HISTORY AND MODERNITY (Auto&Design no.124)

With the Alfa Romeo 147, the Italian manufacturer offered a car capable of satisfying traditional “alfisti” and all those who would otherwise have turned to models such as the Volkswagen Golf or the Audi A3. Particular attention was paid to aspects such as the purity of the lines and shape and positions of the lights and the detail of the surfaces. The fold on the side of the car is similar to that of the 156 and 166, while the reliefs on the bonnet are very similar to those found on the 6C 2500 Villa d’Este, with Touring bodywork.

Disegni Alfa Romeo 147
Vista frontale e posteriore Alfa Romeo 147

The beautiful vertical shape of the grille derives from the Alfa of the 1940s and 1950s. Although the floorpan is derived from that of the 156, the wheelbase is reduced by four centimetres and the suspension components in particular have been simplified and lightened as required by a larger car. Overhangs are visibly reduced, but remain deep enough to allow the 147 to meet the increasingly stringent crash safety standards. The volumes are compact, solid and muscular.
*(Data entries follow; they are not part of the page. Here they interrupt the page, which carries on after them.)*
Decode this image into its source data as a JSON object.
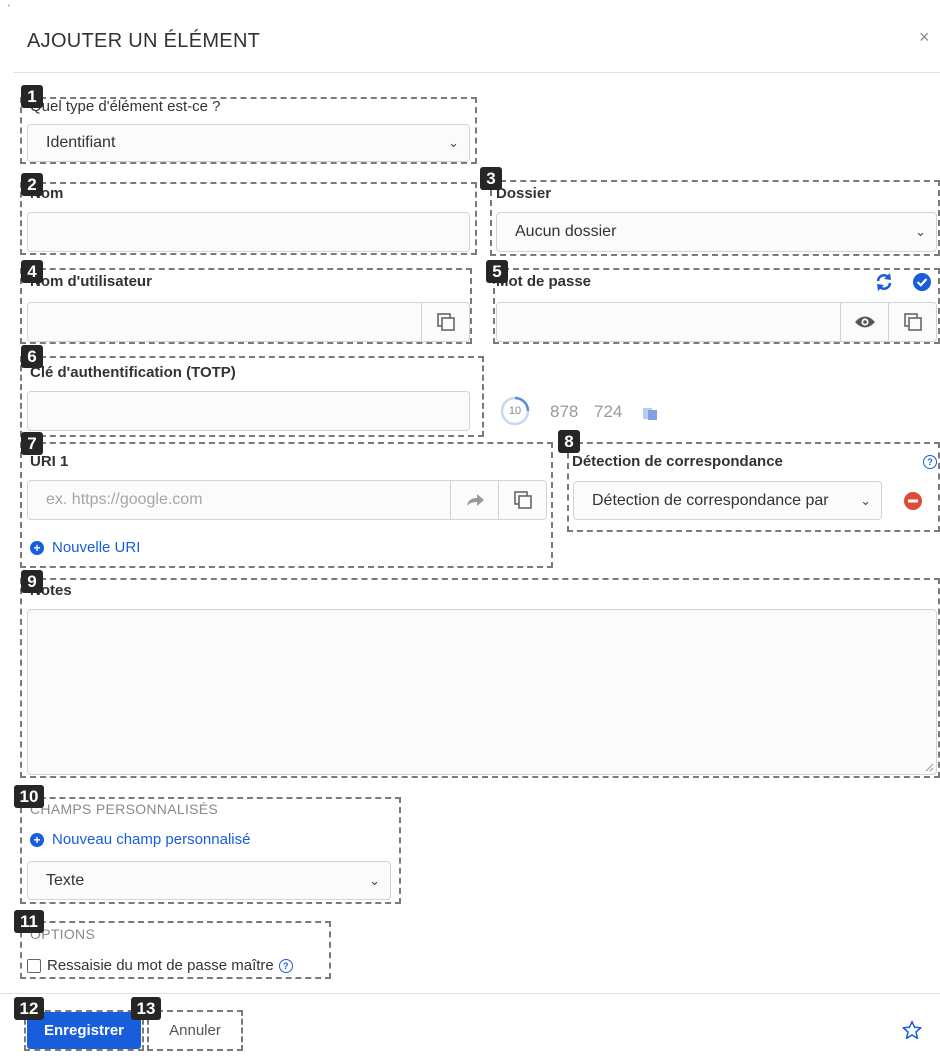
{
  "dialog": {
    "title": "AJOUTER UN ÉLÉMENT",
    "close": "×",
    "mark": "'"
  },
  "type_field": {
    "label": "Quel type d'élément est-ce ?",
    "value": "Identifiant"
  },
  "name_field": {
    "label": "Nom",
    "value": ""
  },
  "folder_field": {
    "label": "Dossier",
    "value": "Aucun dossier"
  },
  "username_field": {
    "label": "Nom d'utilisateur",
    "value": ""
  },
  "password_field": {
    "label": "Mot de passe",
    "value": ""
  },
  "totp_field": {
    "label": "Clé d'authentification (TOTP)",
    "value": "",
    "countdown": "10",
    "code_part1": "878",
    "code_part2": "724"
  },
  "uri_field": {
    "label": "URI 1",
    "placeholder": "ex. https://google.com",
    "add_uri": "Nouvelle URI"
  },
  "match_detection": {
    "label": "Détection de correspondance",
    "value": "Détection de correspondance par"
  },
  "notes_field": {
    "label": "Notes",
    "value": ""
  },
  "custom_fields": {
    "heading": "CHAMPS PERSONNALISÉS",
    "add_link": "Nouveau champ personnalisé",
    "type_value": "Texte"
  },
  "options": {
    "heading": "OPTIONS",
    "reprompt_label": "Ressaisie du mot de passe maître",
    "reprompt_checked": false
  },
  "footer": {
    "save_label": "Enregistrer",
    "cancel_label": "Annuler"
  },
  "badges": [
    "1",
    "2",
    "3",
    "4",
    "5",
    "6",
    "7",
    "8",
    "9",
    "10",
    "11",
    "12",
    "13"
  ],
  "colors": {
    "accent": "#175ddc",
    "danger": "#dd4b39",
    "badge_bg": "#262626",
    "annotation_border": "#7a7a7a"
  },
  "icons": [
    "close-icon",
    "chevron-down-icon",
    "copy-icon",
    "eye-icon",
    "refresh-icon",
    "check-circle-icon",
    "timer-icon",
    "launch-icon",
    "plus-circle-icon",
    "help-icon",
    "minus-circle-icon",
    "star-icon"
  ]
}
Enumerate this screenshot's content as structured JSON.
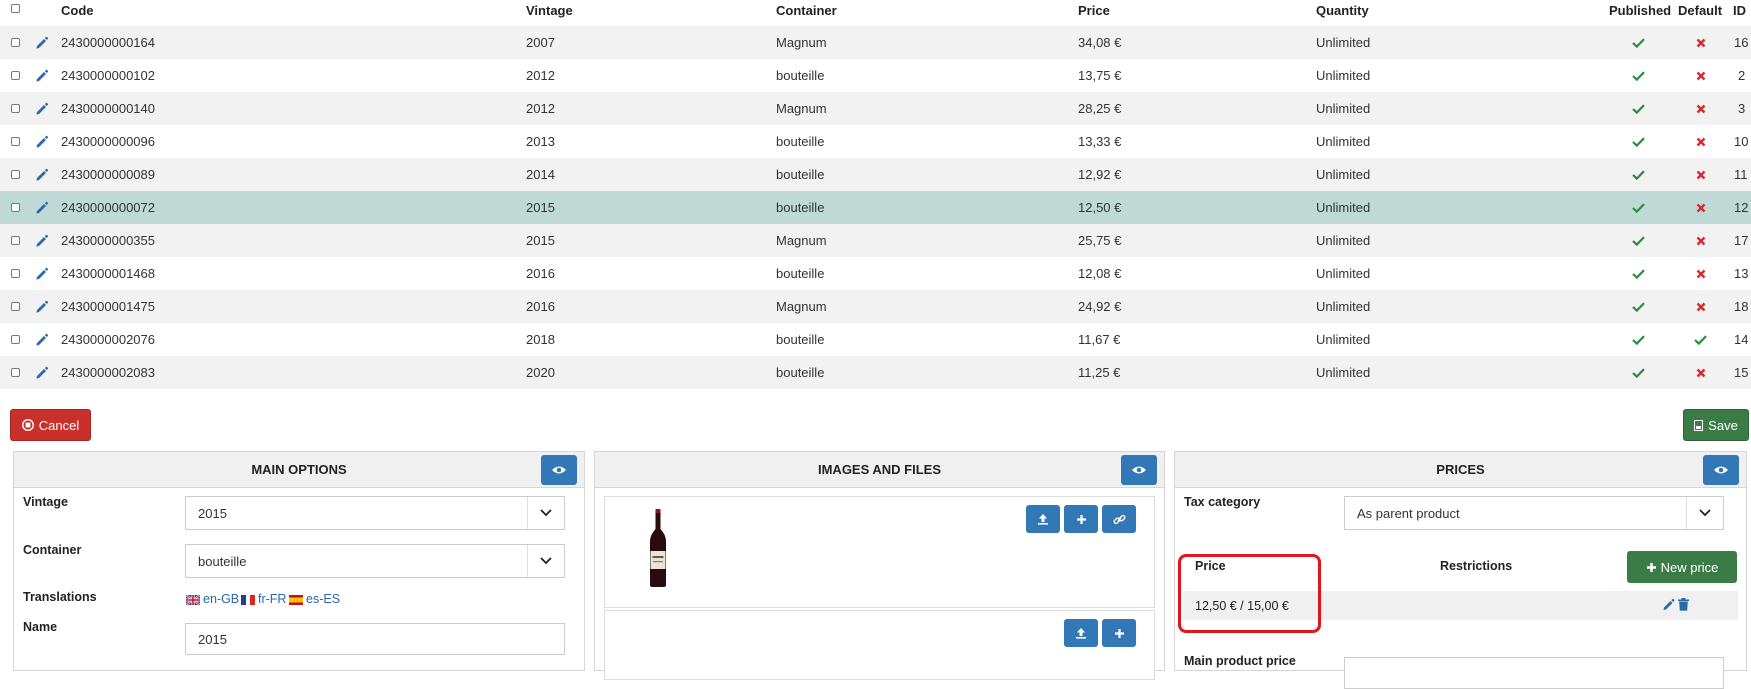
{
  "table": {
    "headers": {
      "code": "Code",
      "vintage": "Vintage",
      "container": "Container",
      "price": "Price",
      "quantity": "Quantity",
      "published": "Published",
      "default": "Default",
      "id": "ID"
    },
    "rows": [
      {
        "code": "2430000000164",
        "vintage": "2007",
        "container": "Magnum",
        "price": "34,08 €",
        "quantity": "Unlimited",
        "published": true,
        "default": false,
        "id": "16"
      },
      {
        "code": "2430000000102",
        "vintage": "2012",
        "container": "bouteille",
        "price": "13,75 €",
        "quantity": "Unlimited",
        "published": true,
        "default": false,
        "id": "2"
      },
      {
        "code": "2430000000140",
        "vintage": "2012",
        "container": "Magnum",
        "price": "28,25 €",
        "quantity": "Unlimited",
        "published": true,
        "default": false,
        "id": "3"
      },
      {
        "code": "2430000000096",
        "vintage": "2013",
        "container": "bouteille",
        "price": "13,33 €",
        "quantity": "Unlimited",
        "published": true,
        "default": false,
        "id": "10"
      },
      {
        "code": "2430000000089",
        "vintage": "2014",
        "container": "bouteille",
        "price": "12,92 €",
        "quantity": "Unlimited",
        "published": true,
        "default": false,
        "id": "11"
      },
      {
        "code": "2430000000072",
        "vintage": "2015",
        "container": "bouteille",
        "price": "12,50 €",
        "quantity": "Unlimited",
        "published": true,
        "default": false,
        "id": "12",
        "selected": true
      },
      {
        "code": "2430000000355",
        "vintage": "2015",
        "container": "Magnum",
        "price": "25,75 €",
        "quantity": "Unlimited",
        "published": true,
        "default": false,
        "id": "17"
      },
      {
        "code": "2430000001468",
        "vintage": "2016",
        "container": "bouteille",
        "price": "12,08 €",
        "quantity": "Unlimited",
        "published": true,
        "default": false,
        "id": "13"
      },
      {
        "code": "2430000001475",
        "vintage": "2016",
        "container": "Magnum",
        "price": "24,92 €",
        "quantity": "Unlimited",
        "published": true,
        "default": false,
        "id": "18"
      },
      {
        "code": "2430000002076",
        "vintage": "2018",
        "container": "bouteille",
        "price": "11,67 €",
        "quantity": "Unlimited",
        "published": true,
        "default": true,
        "id": "14"
      },
      {
        "code": "2430000002083",
        "vintage": "2020",
        "container": "bouteille",
        "price": "11,25 €",
        "quantity": "Unlimited",
        "published": true,
        "default": false,
        "id": "15"
      }
    ]
  },
  "actions": {
    "cancel_label": "Cancel",
    "save_label": "Save"
  },
  "main_options": {
    "title": "MAIN OPTIONS",
    "vintage_label": "Vintage",
    "vintage_value": "2015",
    "container_label": "Container",
    "container_value": "bouteille",
    "translations_label": "Translations",
    "languages": [
      "en-GB",
      "fr-FR",
      "es-ES"
    ],
    "name_label": "Name",
    "name_value": "2015"
  },
  "images": {
    "title": "IMAGES AND FILES"
  },
  "prices": {
    "title": "PRICES",
    "tax_label": "Tax category",
    "tax_value": "As parent product",
    "col_price": "Price",
    "col_restrictions": "Restrictions",
    "new_price_label": "New price",
    "price_value": "12,50 € / 15,00 €",
    "main_product_price_label": "Main product price"
  },
  "colors": {
    "primary": "#3277b6",
    "success": "#3b7b46",
    "danger": "#c9302c",
    "check": "#2e8b3e",
    "cross": "#d9262b",
    "selected_row": "#bfdad6",
    "highlight": "#e3141c"
  }
}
The aerodynamic fairing of the rear wheel arch edge improves the appearance of the side panel, while the sharp rear window is derived from the small production Alfa of the late 1990s. Particularly striking are the drop-shaped rear lights that extend along the sides and protrude to offer maximum visibility, inspired, according to Andreas Zapatinas (Walter de’ Silva’s successor to the Alfa Romeo design direction), by the 1959 Chevrolet Impala.

For the interior, the controls are intuitive and positioned where the driver expects to find them. The instruments are grouped in three circles, but the central one is larger and intersected by the two lateral ones. The first studies for the cockpit were conducted in 1998. The final model was frozen in 1998 and the “937” project was entrusted to chief designer Antonio Rosti who followed it until production started. The initial proposals for the 147 were also worked on by Stile Bertone, whose model had a frontal characterized mainly by horizontal lines, and Pininfarina, whose car was characterized by the presence of the large badge on the front.